Chen Z W, Shen L, Miller M D, Ghim S H, Hughes A L, Letvin N L
Harvard Medical School, New England Regional Primate Research Center, Southborough, MA 01772.
J Immunol. 1992 Dec 15;149(12):4060-6.
Studies to date assessing HIV escape from CTL in vivo have yielded conflicting results. Previous studies have demonstrated that simian immunodeficiency virus of macaques (SIVmac)-infected rhesus monkeys expressing the MHC class I allele Mamu-A01 reproducibly develop a gag-specific CTL response limited to a 9-amino acid epitope of the SIVmac gag protein (residues 182-190 within peptide 11C). To determine whether CTL have a role in selecting for AIDS virus mutants, we examined mutations in SIVmac proviral DNA encoding this gag CTL epitope in PBL of infected rhesus monkeys. Three Mamu-A01+ rhesus monkeys were infected with SIVmac and assessed for gag- and peptide 11C-specific CTL responses. This specific CTL response was maintained in two monkeys, but lost in the third animal 2 yr after infection. The generation of proviral gag mutations was then determined by sequencing 500-bp proviral fragments amplified from fresh PBL obtained from the monkeys more than 2.5 yr after infection. Although numerous point mutations were characterized in 131 polymerase chain reaction-generated clones of SIVmac gag, only four mutations within the gag CTL epitope-coding region of the genome were identified. Comparison of synonymous and nonsynonymous nucleotide substitutions in the regions encoding peptide 11C (p11C) and the flanking gag protein indicated a lack of selective pressure for viral mutations in the CTL epitope coding region. Interestingly, a predominant gag mutant encoding a single amino acid change in p11C was found in a monkey which lost its CTL activity. However, even in this setting there was no evidence for selection of mutations in the CTL epitope coding region when compared with the flanking region. Furthermore, synthetic peptides corresponding to all naturally occurring variants in the gag epitope-coding region were recognized by cloned and bulk cultured effector cells of the infected monkeys with persistent CTL. These results indicate that SIVmac gag- and p11C-specific CTL do not select for mutations in the immunodominant epitope-coding region and that the naturally occurring mutants do not appear to escape CTL recognition.

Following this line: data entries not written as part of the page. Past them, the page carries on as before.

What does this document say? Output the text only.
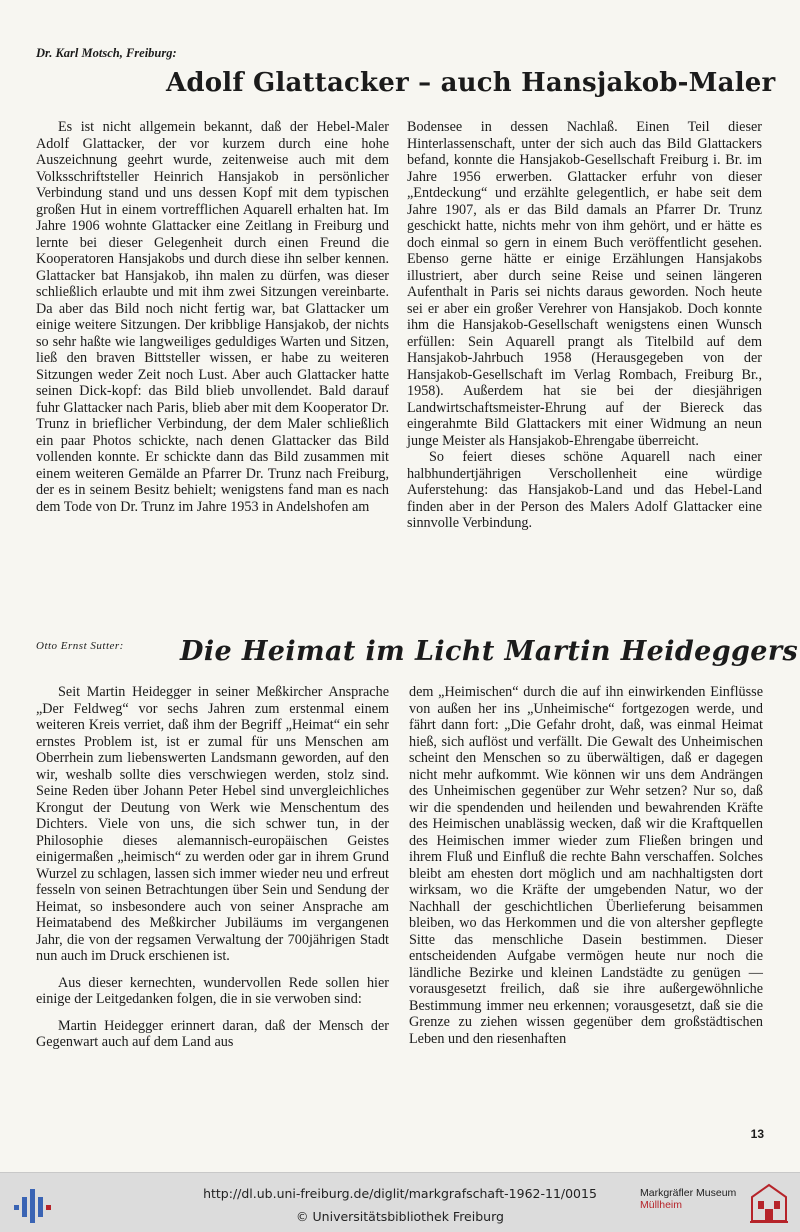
Dr. Karl Motsch, Freiburg:
Adolf Glattacker – auch Hansjakob-Maler

Es ist nicht allgemein bekannt, daß der Hebel-Maler Adolf Glattacker, der vor kurzem durch eine hohe Auszeichnung geehrt wurde, zeitenweise auch mit dem Volksschriftsteller Heinrich Hansjakob in persönlicher Verbindung stand und uns dessen Kopf mit dem typischen großen Hut in einem vortrefflichen Aquarell erhalten hat. Im Jahre 1906 wohnte Glattacker eine Zeitlang in Freiburg und lernte bei dieser Gelegenheit durch einen Freund die Kooperatoren Hansjakobs und durch diese ihn selber kennen. Glattacker bat Hansjakob, ihn malen zu dürfen, was dieser schließlich erlaubte und mit ihm zwei Sitzungen vereinbarte. Da aber das Bild noch nicht fertig war, bat Glattacker um einige weitere Sitzungen. Der kribblige Hansjakob, der nichts so sehr haßte wie langweiliges geduldiges Warten und Sitzen, ließ den braven Bittsteller wissen, er habe zu weiteren Sitzungen weder Zeit noch Lust. Aber auch Glattacker hatte seinen Dick-kopf: das Bild blieb unvollendet. Bald darauf fuhr Glattacker nach Paris, blieb aber mit dem Kooperator Dr. Trunz in brieflicher Verbindung, der dem Maler schließlich ein paar Photos schickte, nach denen Glattacker das Bild vollenden konnte. Er schickte dann das Bild zusammen mit einem weiteren Gemälde an Pfarrer Dr. Trunz nach Freiburg, der es in seinem Besitz behielt; wenigstens fand man es nach dem Tode von Dr. Trunz im Jahre 1953 in Andelshofen am

Bodensee in dessen Nachlaß. Einen Teil dieser Hinterlassenschaft, unter der sich auch das Bild Glattackers befand, konnte die Hansjakob-Gesellschaft Freiburg i. Br. im Jahre 1956 erwerben. Glattacker erfuhr von dieser „Entdeckung“ und erzählte gelegentlich, er habe seit dem Jahre 1907, als er das Bild damals an Pfarrer Dr. Trunz geschickt hatte, nichts mehr von ihm gehört, und er hätte es doch einmal so gern in einem Buch veröffentlicht gesehen. Ebenso gerne hätte er einige Erzählungen Hansjakobs illustriert, aber durch seine Reise und seinen längeren Aufenthalt in Paris sei nichts daraus geworden. Noch heute sei er aber ein großer Verehrer von Hansjakob. Doch konnte ihm die Hansjakob-Gesellschaft wenigstens einen Wunsch erfüllen: Sein Aquarell prangt als Titelbild auf dem Hansjakob-Jahrbuch 1958 (Herausgegeben von der Hansjakob-Gesellschaft im Verlag Rombach, Freiburg Br., 1958). Außerdem hat sie bei der diesjährigen Landwirtschaftsmeister-Ehrung auf der Biereck das eingerahmte Bild Glattackers mit einer Widmung an neun junge Meister als Hansjakob-Ehrengabe überreicht.

So feiert dieses schöne Aquarell nach einer halbhundertjährigen Verschollenheit eine würdige Auferstehung: das Hansjakob-Land und das Hebel-Land finden aber in der Person des Malers Adolf Glattacker eine sinnvolle Verbindung.

Otto Ernst Sutter: Die Heimat im Licht Martin Heideggers

Seit Martin Heidegger in seiner Meßkircher Ansprache „Der Feldweg“ vor sechs Jahren zum erstenmal einem weiteren Kreis verriet, daß ihm der Begriff „Heimat“ ein sehr ernstes Problem ist, ist er zumal für uns Menschen am Oberrhein zum liebenswerten Landsmann geworden, auf den wir, weshalb sollte dies verschwiegen werden, stolz sind. Seine Reden über Johann Peter Hebel sind unvergleichliches Krongut der Deutung von Werk wie Menschentum des Dichters. Viele von uns, die sich schwer tun, in der Philosophie dieses alemannisch-europäischen Geistes einigermaßen „heimisch“ zu werden oder gar in ihrem Grund Wurzel zu schlagen, lassen sich immer wieder neu und erfreut fesseln von seinen Betrachtungen über Sein und Sendung der Heimat, so insbesondere auch von seiner Ansprache am Heimatabend des Meßkircher Jubiläums im vergangenen Jahr, die von der regsamen Verwaltung der 700jährigen Stadt nun auch im Druck erschienen ist.

Aus dieser kernechten, wundervollen Rede sollen hier einige der Leitgedanken folgen, die in sie verwoben sind:

Martin Heidegger erinnert daran, daß der Mensch der Gegenwart auch auf dem Land aus

dem „Heimischen“ durch die auf ihn einwirkenden Einflüsse von außen her ins „Unheimische“ fortgezogen werde, und fährt dann fort: „Die Gefahr droht, daß, was einmal Heimat hieß, sich auflöst und verfällt. Die Gewalt des Unheimischen scheint den Menschen so zu überwältigen, daß er dagegen nicht mehr aufkommt. Wie können wir uns dem Andrängen des Unheimischen gegenüber zur Wehr setzen? Nur so, daß wir die spendenden und heilenden und bewahrenden Kräfte des Heimischen unablässig wecken, daß wir die Kraftquellen des Heimischen immer wieder zum Fließen bringen und ihrem Fluß und Einfluß die rechte Bahn verschaffen. Solches bleibt am ehesten dort möglich und am nachhaltigsten dort wirksam, wo die Kräfte der umgebenden Natur, wo der Nachhall der geschichtlichen Überlieferung beisammen bleiben, wo das Herkommen und die von altersher gepflegte Sitte das menschliche Dasein bestimmen. Dieser entscheidenden Aufgabe vermögen heute nur noch die ländliche Bezirke und kleinen Landstädte zu genügen — vorausgesetzt freilich, daß sie ihre außergewöhnliche Bestimmung immer neu erkennen; vorausgesetzt, daß sie die Grenze zu ziehen wissen gegenüber dem großstädtischen Leben und den riesenhaften

13
http://dl.ub.uni-freiburg.de/diglit/markgrafschaft-1962-11/0015
© Universitätsbibliothek Freiburg
Markgräfler Museum
Müllheim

迄今为止,评估体内HIV从细胞毒性T淋巴细胞(CTL)逃逸的研究得出了相互矛盾的结果。先前的研究表明,感染了猕猴猿免疫缺陷病毒(SIVmac)且表达MHC I类等位基因Mamu - A01的恒河猴,可重复性地产生针对SIVmac gag蛋白一个9个氨基酸表位(肽段11C内的182 - 190位氨基酸)的gag特异性CTL反应。为了确定CTL在选择艾滋病病毒突变体方面是否起作用,我们检测了感染的恒河猴外周血淋巴细胞(PBL)中编码该gag CTL表位的SIVmac前病毒DNA的突变情况。三只Mamu - A01 + 恒河猴感染了SIVmac,并评估其针对gag和肽段11C的特异性CTL反应。这种特异性CTL反应在两只猴子中得以维持,但在第三只动物感染2年后丧失。然后通过对从感染超过2.5年的猴子新鲜PBL中扩增的500 bp前病毒片段进行测序,确定前病毒gag突变的产生情况。虽然在131个通过聚合酶链反应产生的SIVmac gag克隆中鉴定出了许多点突变,但在基因组的gag CTL表位编码区域仅发现了四个突变。对编码肽段11C(p11C)及其侧翼gag蛋白区域的同义核苷酸替换和非同义核苷酸替换的比较表明,CTL表位编码区域的病毒突变缺乏选择压力。有趣的是,在一只丧失CTL活性的猴子中发现了一种主要的gag突变体,其在p11C中编码单个氨基酸变化。然而,即便在这种情况下,与侧翼区域相比,也没有证据表明在CTL表位编码区域选择了突变。此外,来自具有持续CTL的感染猴子的克隆及大量培养效应细胞可识别与gag表位编码区域中所有天然存在变体相对应的合成肽。这些结果表明,SIVmac gag和p11C特异性CTL不会选择免疫显性表位编码区域中的突变,并且天然存在的突变体似乎不会逃避CTL识别。